As the study stands, all that can potentially be concluded is whether there is a trend in GFAP intraoperatively over time with the two regimens. Without a baseline, the regimens should not be compared given the difference in sevoflurane dose as well as dexmedetomidine dose and the unclear effect of each and the effect of surgery itself in a pediatric population. Your conclusions as stated in the conclusions section were correct, but I think there needs to be additional delineation of the limits of possible inference based on the issues with this preliminary study.
Thank you, and I look forward to following your future work in this area.
Response 1:
- We thank you for reviewing our manuscript and also for your insightful comments and questions.

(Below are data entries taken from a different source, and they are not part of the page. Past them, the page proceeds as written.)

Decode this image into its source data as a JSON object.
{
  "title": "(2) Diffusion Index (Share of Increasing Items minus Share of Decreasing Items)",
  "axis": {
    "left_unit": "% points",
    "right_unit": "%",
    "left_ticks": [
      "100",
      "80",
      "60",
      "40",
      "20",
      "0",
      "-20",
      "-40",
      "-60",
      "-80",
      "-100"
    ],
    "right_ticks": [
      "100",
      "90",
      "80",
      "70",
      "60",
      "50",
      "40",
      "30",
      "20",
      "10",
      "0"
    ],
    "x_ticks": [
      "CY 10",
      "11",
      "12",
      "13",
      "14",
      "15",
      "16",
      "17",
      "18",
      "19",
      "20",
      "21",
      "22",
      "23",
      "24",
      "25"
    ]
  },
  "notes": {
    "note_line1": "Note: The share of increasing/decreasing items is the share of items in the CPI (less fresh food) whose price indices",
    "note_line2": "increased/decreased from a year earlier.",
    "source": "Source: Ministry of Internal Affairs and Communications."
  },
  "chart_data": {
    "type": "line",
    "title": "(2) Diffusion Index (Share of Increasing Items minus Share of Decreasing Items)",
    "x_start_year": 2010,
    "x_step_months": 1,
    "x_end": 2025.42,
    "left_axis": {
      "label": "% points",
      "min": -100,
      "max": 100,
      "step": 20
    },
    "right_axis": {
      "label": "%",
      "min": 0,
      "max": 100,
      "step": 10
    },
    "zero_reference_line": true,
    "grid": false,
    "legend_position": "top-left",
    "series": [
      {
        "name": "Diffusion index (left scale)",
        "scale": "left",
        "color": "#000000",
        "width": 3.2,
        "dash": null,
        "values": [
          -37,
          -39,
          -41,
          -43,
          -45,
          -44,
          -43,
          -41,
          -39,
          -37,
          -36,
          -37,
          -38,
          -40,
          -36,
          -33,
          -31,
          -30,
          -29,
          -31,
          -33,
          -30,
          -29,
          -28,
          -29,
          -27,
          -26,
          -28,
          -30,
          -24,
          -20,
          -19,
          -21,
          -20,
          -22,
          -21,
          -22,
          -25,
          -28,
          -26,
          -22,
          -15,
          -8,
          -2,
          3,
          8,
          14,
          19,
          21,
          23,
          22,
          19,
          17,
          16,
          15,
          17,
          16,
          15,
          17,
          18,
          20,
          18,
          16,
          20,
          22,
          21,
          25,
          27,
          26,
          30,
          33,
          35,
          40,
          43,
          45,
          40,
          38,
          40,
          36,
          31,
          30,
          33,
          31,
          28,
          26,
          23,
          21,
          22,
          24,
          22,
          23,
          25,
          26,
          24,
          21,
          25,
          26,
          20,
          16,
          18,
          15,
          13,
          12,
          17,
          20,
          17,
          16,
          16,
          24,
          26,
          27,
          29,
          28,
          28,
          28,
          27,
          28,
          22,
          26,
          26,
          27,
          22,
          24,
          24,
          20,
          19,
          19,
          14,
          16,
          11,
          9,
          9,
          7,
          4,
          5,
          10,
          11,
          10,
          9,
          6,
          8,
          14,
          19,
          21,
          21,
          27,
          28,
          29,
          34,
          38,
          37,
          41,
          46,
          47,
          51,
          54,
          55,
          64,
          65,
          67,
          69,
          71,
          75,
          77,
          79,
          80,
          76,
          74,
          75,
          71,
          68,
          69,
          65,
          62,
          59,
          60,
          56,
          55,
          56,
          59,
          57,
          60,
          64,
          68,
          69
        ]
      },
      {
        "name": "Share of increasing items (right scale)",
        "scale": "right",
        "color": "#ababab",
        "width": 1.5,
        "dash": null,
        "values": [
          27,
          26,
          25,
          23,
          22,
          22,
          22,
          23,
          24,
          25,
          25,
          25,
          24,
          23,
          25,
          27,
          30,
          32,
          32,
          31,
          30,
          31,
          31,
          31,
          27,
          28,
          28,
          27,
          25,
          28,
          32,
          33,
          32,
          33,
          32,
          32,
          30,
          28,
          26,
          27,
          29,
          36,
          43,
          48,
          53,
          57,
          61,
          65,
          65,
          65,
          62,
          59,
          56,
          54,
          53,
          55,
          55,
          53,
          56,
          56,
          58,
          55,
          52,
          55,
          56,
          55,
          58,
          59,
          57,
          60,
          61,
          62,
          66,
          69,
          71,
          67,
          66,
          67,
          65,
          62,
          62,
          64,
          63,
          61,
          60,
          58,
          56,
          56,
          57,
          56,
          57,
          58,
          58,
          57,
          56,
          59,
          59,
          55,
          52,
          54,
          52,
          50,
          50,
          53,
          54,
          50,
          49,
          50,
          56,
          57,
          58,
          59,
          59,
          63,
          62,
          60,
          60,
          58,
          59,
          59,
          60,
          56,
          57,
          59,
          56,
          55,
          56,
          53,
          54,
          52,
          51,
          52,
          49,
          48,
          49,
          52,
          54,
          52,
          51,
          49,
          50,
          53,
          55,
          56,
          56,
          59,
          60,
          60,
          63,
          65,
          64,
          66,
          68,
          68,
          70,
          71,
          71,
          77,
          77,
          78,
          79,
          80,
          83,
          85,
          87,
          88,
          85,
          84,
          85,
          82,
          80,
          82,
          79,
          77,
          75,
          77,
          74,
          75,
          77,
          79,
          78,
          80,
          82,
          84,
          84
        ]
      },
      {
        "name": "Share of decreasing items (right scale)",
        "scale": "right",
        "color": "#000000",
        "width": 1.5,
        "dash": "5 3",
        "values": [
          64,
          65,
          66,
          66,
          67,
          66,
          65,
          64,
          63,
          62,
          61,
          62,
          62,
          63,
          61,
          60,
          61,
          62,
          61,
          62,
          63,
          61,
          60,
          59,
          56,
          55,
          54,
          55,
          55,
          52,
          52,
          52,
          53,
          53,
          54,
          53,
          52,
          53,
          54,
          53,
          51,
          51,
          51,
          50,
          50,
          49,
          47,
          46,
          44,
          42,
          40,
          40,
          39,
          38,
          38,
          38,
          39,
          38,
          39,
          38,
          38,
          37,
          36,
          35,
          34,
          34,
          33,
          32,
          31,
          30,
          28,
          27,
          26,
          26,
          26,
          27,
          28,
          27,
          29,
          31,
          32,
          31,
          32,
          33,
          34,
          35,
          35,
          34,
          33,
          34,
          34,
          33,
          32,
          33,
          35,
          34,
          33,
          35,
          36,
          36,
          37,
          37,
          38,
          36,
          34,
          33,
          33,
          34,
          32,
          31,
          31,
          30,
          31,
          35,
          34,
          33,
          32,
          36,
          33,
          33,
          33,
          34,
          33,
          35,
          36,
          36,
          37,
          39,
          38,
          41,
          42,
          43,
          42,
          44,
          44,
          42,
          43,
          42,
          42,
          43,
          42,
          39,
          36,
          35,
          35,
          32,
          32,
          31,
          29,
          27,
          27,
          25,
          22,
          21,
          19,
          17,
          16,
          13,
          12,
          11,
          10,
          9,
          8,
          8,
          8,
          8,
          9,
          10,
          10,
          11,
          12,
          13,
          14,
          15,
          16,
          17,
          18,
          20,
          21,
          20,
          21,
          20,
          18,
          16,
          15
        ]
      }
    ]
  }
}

- The plasma GFAP concentration was not differ between T1 and T3 (P=0.473) in dexmedetomidine group. We added this in the results.
- We agree with your opinion on this preliminary study. We could get more meaningful results through preoperative GFAP measurements. We added phrase in the conclusion about preliminary design in more detail.
à This is a preliminary study with a small data set to identify the timely changes of plasma glial fibrillary acidic protein concentration in pediatric patients with sevoflurane anesthesia with or without dexmedetomidine. More research should be carried out to substantiate these findings which were missed in this preliminary study.
Round 2
Reviewer 2 Report
Thank you for your revisions, I look forward to the follow-up study on this.